Mais regard étranger ou extérieur ne signifie pas sans expérience
directe du Québec dans les divers aspects de sa réalité.
Je séjourne en effet régulièrement au Québec (1),
parfois pendant d’assez longues périodes qui m’ont
appris à le connaître et peut-être à le comprendre,
sans pourtant réduire cet écart ou cette subjectivité
de l’autre qui est la marque de l’étranger.
Voici comment je vois le Québec. C’est un pays paisible,
passionné et passionnant. Ces qualificatifs peuvent paraître
contradictoires, le goût de la paix étant généralement
lié au calme des passions, il faut donc que je m’en explique.
Les Québécois sont un peuple aux mœurs douces, liées
à un haut degré de culture et à une parfaite intégration
des procédures démocratiques qui conduisent au compromis
plutôt qu’au conflit ouvert, à l’entente plutôt
qu’à l’opposition frontale. Compatissants, sans pourtant
donner dans la complaisance, ils sont hospitaliers, respectueux des manières
de penser et de vivre qui ne sont pas les leurs et, pour la plupart, farouchement
hostiles aux marques de rejets de l’autre ou de xénophobie
que l’on voit si fréquemment ailleurs. On ne trouve guère
chez eux cette ironie méchante, voire ce cynisme qui transparaît
souvent dans le tempérament des Français. Ils savent que
toute vérité n’est pas bonne à dire en toutes
circonstances, pour cette raison ceux qui les aiment disent qu’ils
sont réservés, les autres disent qu’ils sont hypocrites.

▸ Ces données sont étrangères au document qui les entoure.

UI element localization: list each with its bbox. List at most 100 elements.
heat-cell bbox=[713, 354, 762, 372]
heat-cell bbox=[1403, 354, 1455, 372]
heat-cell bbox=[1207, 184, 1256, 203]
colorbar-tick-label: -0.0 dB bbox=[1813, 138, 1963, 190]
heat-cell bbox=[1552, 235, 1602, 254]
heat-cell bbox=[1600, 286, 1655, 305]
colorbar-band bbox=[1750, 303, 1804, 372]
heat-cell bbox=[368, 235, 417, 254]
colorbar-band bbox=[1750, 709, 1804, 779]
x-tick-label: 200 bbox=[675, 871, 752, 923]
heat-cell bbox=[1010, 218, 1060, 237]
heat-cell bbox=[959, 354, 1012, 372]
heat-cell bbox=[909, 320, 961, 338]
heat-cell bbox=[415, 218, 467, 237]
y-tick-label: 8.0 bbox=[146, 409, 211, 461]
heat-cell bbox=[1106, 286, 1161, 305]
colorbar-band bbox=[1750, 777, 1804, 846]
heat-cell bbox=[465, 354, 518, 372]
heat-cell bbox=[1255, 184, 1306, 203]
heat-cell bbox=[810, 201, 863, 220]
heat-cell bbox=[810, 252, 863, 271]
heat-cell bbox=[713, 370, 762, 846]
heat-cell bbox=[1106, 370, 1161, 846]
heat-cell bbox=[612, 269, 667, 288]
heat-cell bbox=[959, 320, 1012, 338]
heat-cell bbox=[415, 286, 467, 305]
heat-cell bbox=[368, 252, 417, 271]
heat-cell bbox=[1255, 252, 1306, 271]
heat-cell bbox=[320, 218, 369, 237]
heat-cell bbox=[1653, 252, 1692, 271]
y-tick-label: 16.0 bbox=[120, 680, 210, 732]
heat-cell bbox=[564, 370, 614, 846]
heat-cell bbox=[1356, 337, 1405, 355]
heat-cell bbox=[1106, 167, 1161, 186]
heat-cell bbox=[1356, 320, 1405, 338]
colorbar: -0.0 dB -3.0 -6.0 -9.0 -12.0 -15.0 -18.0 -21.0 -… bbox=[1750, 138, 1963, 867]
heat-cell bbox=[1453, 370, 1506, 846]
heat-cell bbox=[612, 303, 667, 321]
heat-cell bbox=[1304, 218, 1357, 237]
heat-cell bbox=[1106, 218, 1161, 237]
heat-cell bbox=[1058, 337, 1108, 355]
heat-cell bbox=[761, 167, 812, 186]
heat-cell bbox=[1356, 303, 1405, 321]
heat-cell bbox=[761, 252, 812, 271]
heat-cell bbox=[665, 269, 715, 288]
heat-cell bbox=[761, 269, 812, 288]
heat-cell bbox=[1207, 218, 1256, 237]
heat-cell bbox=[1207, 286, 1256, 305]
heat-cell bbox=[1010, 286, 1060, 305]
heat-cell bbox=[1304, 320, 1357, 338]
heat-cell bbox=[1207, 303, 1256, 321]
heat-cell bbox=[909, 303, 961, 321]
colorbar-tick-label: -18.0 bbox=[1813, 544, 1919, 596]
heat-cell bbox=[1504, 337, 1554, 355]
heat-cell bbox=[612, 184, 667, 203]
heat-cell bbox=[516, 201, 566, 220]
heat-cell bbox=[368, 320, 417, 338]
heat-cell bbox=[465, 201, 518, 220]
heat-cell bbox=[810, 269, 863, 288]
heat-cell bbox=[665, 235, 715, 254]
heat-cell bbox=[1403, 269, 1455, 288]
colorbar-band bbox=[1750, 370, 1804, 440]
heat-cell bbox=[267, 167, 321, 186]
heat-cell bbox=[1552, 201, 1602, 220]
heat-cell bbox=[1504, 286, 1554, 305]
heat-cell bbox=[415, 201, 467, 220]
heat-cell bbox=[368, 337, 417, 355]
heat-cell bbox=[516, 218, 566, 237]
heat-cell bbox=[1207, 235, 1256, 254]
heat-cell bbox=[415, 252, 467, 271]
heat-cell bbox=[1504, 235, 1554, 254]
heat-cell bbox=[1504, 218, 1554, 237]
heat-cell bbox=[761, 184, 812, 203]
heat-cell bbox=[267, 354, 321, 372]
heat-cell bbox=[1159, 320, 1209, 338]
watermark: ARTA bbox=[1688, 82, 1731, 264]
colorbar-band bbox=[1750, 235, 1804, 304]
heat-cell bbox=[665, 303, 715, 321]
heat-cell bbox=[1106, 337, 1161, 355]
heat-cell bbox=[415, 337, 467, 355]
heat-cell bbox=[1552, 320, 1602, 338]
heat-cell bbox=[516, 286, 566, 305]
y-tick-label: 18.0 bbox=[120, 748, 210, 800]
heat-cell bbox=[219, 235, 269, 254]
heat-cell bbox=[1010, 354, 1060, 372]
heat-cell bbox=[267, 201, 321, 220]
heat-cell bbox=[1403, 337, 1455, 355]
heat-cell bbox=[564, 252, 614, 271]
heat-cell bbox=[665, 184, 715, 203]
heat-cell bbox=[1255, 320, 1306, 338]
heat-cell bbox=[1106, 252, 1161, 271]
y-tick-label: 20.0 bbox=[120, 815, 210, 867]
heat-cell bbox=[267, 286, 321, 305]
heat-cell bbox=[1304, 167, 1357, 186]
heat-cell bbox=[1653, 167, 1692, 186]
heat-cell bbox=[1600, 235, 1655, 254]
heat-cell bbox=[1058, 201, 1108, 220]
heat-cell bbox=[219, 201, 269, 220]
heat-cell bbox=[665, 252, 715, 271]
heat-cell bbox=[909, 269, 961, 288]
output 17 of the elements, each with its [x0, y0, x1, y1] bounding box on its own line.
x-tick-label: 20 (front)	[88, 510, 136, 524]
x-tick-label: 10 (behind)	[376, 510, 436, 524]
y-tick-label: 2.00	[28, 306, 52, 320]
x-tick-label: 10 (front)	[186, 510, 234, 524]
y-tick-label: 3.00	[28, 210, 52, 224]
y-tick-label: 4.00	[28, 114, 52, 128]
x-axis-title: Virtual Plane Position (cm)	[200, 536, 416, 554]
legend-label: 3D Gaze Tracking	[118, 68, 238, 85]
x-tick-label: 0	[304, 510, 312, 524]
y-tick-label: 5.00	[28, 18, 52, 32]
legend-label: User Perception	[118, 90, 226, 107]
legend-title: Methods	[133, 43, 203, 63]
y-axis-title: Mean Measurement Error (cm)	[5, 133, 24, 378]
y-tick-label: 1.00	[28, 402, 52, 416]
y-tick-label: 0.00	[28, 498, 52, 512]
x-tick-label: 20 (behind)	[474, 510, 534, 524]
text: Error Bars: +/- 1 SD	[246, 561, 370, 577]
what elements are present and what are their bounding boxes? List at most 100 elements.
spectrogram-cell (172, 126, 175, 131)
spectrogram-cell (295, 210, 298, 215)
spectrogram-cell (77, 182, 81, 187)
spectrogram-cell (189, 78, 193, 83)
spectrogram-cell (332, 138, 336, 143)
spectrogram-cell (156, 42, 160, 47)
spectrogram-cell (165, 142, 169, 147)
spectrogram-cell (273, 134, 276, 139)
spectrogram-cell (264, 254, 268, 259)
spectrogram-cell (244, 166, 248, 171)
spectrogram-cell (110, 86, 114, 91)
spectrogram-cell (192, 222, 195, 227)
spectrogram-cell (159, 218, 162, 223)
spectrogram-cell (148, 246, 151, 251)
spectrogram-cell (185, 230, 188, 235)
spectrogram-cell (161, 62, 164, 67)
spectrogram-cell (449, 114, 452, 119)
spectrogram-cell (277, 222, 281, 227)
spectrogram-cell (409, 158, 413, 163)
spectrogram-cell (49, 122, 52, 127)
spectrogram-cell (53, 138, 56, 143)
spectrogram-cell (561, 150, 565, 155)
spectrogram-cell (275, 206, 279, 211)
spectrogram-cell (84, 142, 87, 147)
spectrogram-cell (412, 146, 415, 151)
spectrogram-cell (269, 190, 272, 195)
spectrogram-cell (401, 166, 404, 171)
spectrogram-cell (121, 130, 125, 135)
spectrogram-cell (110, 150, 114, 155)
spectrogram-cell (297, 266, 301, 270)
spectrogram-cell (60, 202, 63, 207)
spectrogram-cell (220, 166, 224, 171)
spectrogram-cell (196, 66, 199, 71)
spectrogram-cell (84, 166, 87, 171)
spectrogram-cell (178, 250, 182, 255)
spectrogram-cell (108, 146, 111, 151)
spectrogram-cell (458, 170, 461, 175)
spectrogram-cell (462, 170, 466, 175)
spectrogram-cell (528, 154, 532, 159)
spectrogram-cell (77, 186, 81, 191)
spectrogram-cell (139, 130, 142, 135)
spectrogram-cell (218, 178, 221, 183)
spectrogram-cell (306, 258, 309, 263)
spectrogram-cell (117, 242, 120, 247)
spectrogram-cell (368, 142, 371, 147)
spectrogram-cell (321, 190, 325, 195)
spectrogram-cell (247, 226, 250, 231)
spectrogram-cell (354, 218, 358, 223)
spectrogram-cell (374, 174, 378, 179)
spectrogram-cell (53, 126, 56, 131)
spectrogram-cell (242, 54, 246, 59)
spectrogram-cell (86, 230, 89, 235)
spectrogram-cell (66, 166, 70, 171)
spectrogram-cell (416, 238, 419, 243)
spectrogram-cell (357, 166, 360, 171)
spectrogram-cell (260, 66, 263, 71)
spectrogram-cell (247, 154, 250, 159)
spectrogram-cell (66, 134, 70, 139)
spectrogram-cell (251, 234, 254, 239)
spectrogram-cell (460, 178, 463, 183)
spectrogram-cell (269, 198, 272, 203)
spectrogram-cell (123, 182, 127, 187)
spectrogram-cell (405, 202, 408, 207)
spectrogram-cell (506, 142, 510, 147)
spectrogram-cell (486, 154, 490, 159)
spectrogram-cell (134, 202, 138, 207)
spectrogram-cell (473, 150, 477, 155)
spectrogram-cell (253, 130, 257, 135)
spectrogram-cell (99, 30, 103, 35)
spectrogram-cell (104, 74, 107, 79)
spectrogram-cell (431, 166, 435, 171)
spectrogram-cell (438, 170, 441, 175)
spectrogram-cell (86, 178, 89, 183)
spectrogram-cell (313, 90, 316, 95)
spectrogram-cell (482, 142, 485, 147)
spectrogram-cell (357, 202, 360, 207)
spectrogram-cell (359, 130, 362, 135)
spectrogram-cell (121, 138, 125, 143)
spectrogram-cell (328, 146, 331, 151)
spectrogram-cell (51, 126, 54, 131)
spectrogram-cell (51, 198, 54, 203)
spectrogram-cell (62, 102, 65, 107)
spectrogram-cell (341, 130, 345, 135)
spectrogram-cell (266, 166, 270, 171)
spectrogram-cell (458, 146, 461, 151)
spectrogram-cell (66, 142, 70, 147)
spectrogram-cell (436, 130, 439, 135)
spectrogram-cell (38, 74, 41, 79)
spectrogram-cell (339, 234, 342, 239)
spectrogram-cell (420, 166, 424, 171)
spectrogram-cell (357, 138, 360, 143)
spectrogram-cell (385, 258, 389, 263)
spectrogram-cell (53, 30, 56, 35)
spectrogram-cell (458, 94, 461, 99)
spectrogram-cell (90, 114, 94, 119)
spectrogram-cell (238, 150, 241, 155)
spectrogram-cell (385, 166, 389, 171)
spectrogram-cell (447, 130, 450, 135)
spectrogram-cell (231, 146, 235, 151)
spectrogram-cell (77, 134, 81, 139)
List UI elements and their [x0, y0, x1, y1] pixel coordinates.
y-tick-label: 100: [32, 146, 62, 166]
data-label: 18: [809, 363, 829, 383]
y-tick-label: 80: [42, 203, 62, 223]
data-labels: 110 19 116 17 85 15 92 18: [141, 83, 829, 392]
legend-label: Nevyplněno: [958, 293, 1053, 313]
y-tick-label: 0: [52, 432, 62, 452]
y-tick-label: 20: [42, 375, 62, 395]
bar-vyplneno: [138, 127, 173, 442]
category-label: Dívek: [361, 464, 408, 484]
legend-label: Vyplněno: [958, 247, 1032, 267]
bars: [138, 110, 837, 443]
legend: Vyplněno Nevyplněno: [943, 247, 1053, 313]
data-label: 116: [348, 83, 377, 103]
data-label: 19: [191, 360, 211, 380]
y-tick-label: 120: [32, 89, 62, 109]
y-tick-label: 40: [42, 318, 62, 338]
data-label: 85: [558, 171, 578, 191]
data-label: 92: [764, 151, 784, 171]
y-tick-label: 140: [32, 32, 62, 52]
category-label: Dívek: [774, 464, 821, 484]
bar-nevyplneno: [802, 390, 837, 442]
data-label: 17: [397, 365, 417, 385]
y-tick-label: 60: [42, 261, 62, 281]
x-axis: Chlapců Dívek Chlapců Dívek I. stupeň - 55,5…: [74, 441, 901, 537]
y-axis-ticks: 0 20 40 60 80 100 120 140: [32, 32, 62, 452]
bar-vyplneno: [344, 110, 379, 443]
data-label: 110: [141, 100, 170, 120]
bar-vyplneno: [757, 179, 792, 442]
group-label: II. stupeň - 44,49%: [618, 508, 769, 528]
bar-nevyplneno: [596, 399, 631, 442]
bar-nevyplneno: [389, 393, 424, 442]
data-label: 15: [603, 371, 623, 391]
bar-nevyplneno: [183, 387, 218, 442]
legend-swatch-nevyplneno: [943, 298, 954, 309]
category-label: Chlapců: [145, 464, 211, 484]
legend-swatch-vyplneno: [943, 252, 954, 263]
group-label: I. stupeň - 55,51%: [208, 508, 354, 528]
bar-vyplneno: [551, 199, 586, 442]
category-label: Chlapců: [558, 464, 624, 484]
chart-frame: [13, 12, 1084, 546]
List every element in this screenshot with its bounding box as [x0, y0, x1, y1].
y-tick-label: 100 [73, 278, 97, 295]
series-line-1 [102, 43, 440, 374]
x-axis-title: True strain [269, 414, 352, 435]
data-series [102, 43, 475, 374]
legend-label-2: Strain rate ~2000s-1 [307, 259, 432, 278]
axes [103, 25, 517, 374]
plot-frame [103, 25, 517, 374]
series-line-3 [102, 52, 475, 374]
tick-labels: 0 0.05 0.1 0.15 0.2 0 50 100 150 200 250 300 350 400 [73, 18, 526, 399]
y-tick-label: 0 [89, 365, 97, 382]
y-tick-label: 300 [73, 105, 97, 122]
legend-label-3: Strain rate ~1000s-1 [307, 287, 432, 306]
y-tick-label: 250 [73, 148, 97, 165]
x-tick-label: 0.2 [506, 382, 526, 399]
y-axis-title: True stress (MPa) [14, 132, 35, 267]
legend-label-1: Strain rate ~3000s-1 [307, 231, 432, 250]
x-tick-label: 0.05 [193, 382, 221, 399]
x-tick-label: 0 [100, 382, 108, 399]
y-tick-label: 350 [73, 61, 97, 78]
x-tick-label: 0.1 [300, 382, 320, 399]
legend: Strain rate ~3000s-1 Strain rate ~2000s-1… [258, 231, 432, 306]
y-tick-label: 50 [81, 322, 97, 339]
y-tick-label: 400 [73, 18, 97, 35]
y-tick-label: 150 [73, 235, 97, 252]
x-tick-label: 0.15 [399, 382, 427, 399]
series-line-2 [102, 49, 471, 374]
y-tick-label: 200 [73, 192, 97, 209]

Le long et rude hiver forge leur capacité à l’endurance
et à la patience, alors que l’excès de soleil fait
généralement les tempérament impétueux et
impatients. Par ce qui leur reste de leur origine religieuse, ils exècrent
les scandales qu’ils soient de mœurs ou d’argent, alors
que ceux-ci sont pour ainsi dire des faits permanents et quasi-normaux
de la vie publique en France. Se représentant comme une minorité
vaincue et dominée, ils ont spontanément tendance à
s’identifier à ceux qu’ils estiment être assujettis
ou victimes d’une puissance extérieure. Cette compassion
n’est pas sans produire dans quelques cas de graves incompréhensions
à l’égard de ce qui se passe çà ou là
dans le monde. Les Québécois ont donc des passions et du
caractère. Celui-ci s’est forgé dans leur histoire
américaine. Le souvenir d’avoir été abandonné
et soumis, qui a été dominant au moins jusqu’à
une époque récente, a alimenté une volonté
d’affirmation de soi qui est devenue permanente. Celle-ci prend
une forme politique à travers la volonté d’indépendance
et le désir de souveraineté nationale. Elle trouve également
d’autres canaux pour s’exprimer et se renouveler faisant du
Québec d’aujourd’hui, non un pays replié sur
lui-même et sur la conservation du passé, mais un pays en
expansion, tourné vers l’avenir, sur tous les plans et en
particulier sur celui de la langue et de la culture, un pays au centre
d’un certain nombre d’enjeux majeurs de notre temps.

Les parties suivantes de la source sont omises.